# anyone use F&M numbers?



## miktoxic (Feb 21, 2008)

was thinking about ordering the two-color block numbers from F&M. i was wondering if anyone has used them, and if so, how do they hold up and is there that problem with the ghosting residue that people have complained about on their regular transfers? thanks!


----------



## charles95405 (Feb 1, 2007)

I have used F&M without problems...but that does not mean you won't have issues. Most often the problems are operator errors like wrong temp/time/pressure and often lifting the press too quickly will cause ghosting in some transfers. When I am trying a new transfer company, I will order at least 2 more than I need and then cut those into quarters and do test press on scrap material like I am using


----------



## miktoxic (Feb 21, 2008)

i've done plastisol transfers before and they came out great. at that time i used howard sportswear and probably would use them again but they don't offer a screened plastisol number set, just vinyl, which i can do myself.
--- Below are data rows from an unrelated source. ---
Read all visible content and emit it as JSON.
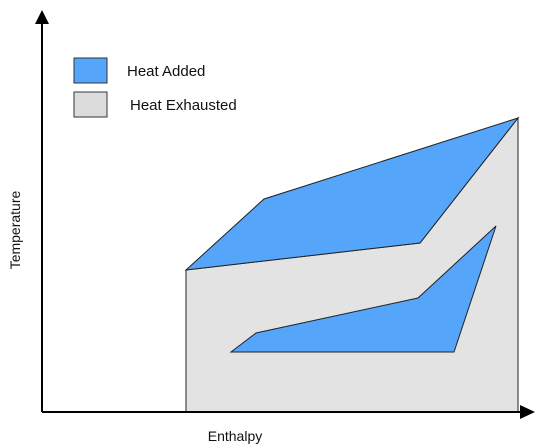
{
  "legend": {
    "items": [
      {
        "label": "Heat Added",
        "color": "#55a5fb"
      },
      {
        "label": "Heat Exhausted",
        "color": "#dcdcdc"
      }
    ]
  },
  "axes": {
    "x_label": "Enthalpy",
    "y_label": "Temperature",
    "color": "#000000"
  },
  "regions": {
    "heat_exhausted_color": "#e3e3e3",
    "heat_added_color": "#55a5fb",
    "outline_color": "#222222"
  }
}
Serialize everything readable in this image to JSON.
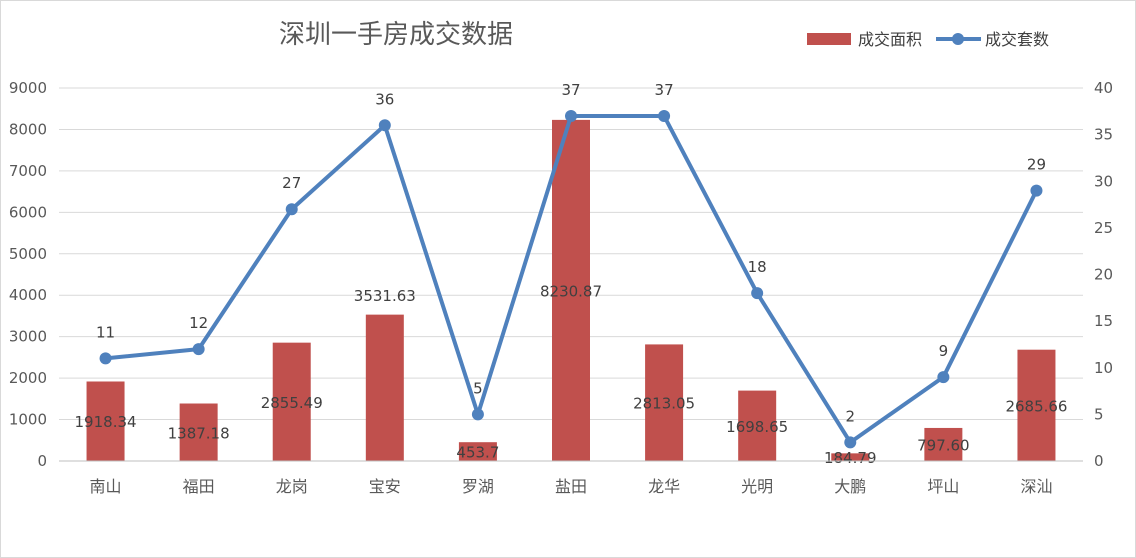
{
  "chart_data": {
    "type": "bar",
    "title": "深圳一手房成交数据",
    "categories": [
      "南山",
      "福田",
      "龙岗",
      "宝安",
      "罗湖",
      "盐田",
      "龙华",
      "光明",
      "大鹏",
      "坪山",
      "深汕"
    ],
    "series": [
      {
        "name": "成交面积",
        "type": "bar",
        "axis": "left",
        "color": "#C0504D",
        "values": [
          1918.34,
          1387.18,
          2855.49,
          3531.63,
          453.7,
          8230.87,
          2813.05,
          1698.65,
          184.79,
          797.6,
          2685.66
        ],
        "labels": [
          "1918.34",
          "1387.18",
          "2855.49",
          "3531.63",
          "453.7",
          "8230.87",
          "2813.05",
          "1698.65",
          "184.79",
          "797.60",
          "2685.66"
        ]
      },
      {
        "name": "成交套数",
        "type": "line",
        "axis": "right",
        "color": "#4F81BD",
        "values": [
          11,
          12,
          27,
          36,
          5,
          37,
          37,
          18,
          2,
          9,
          29
        ],
        "labels": [
          "11",
          "12",
          "27",
          "36",
          "5",
          "37",
          "37",
          "18",
          "2",
          "9",
          "29"
        ]
      }
    ],
    "y_left": {
      "min": 0,
      "max": 9000,
      "ticks": [
        "0",
        "1000",
        "2000",
        "3000",
        "4000",
        "5000",
        "6000",
        "7000",
        "8000",
        "9000"
      ]
    },
    "y_right": {
      "min": 0,
      "max": 40,
      "ticks": [
        "0",
        "5",
        "10",
        "15",
        "20",
        "25",
        "30",
        "35",
        "40"
      ]
    },
    "grid": true,
    "legend_position": "top-right"
  }
}
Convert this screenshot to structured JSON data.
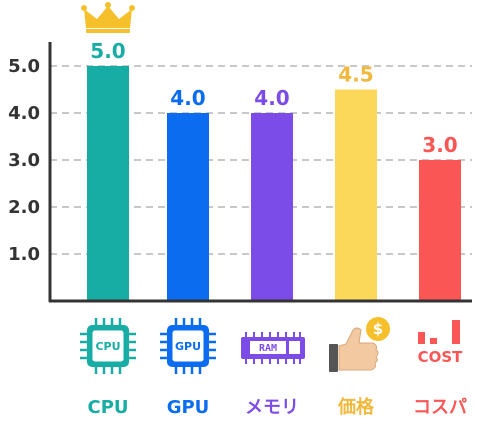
{
  "chart_data": {
    "type": "bar",
    "categories": [
      "CPU",
      "GPU",
      "メモリ",
      "価格",
      "コスパ"
    ],
    "values": [
      5.0,
      4.0,
      4.0,
      4.5,
      3.0
    ],
    "value_labels": [
      "5.0",
      "4.0",
      "4.0",
      "4.5",
      "3.0"
    ],
    "colors": [
      "#17ada4",
      "#0b6cf0",
      "#7c4ce8",
      "#fcd85a",
      "#fb5656"
    ],
    "label_colors": [
      "#17ada4",
      "#0b6cf0",
      "#7c4ce8",
      "#f0b83c",
      "#fb5656"
    ],
    "yticks": [
      "1.0",
      "2.0",
      "3.0",
      "4.0",
      "5.0"
    ],
    "ylim": [
      0,
      5.5
    ],
    "grid": true,
    "icons": [
      "cpu-chip-icon",
      "gpu-chip-icon",
      "ram-module-icon",
      "thumbs-up-dollar-icon",
      "cost-bars-icon"
    ],
    "icon_texts": [
      "CPU",
      "GPU",
      "RAM",
      "$",
      "COST"
    ],
    "top_marker": "crown-icon",
    "crown_color": "#f5c02b"
  }
}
the reason i asked about f&m is that there was an issue talked about on a couple of previous threads about a clear 'glue' that was placed over the finished print which after transferring would leave a 'ghosting' or like visible ring around the design. just hoped someone could tell me about their number sets.


----------



## wormil (Jan 7, 2008)

I'm not sure what the deal is the the glue. I've asked several people if the glue is on custom transfers or just myidwear and no one has responded. I emailed F&M and asked them the same question - no answer. I think I even asked the F&M guy on the forums and never got an answer. Maybe I'll break down and call them tomorrow and ask because I'm not having good luck with other companies right now.


----------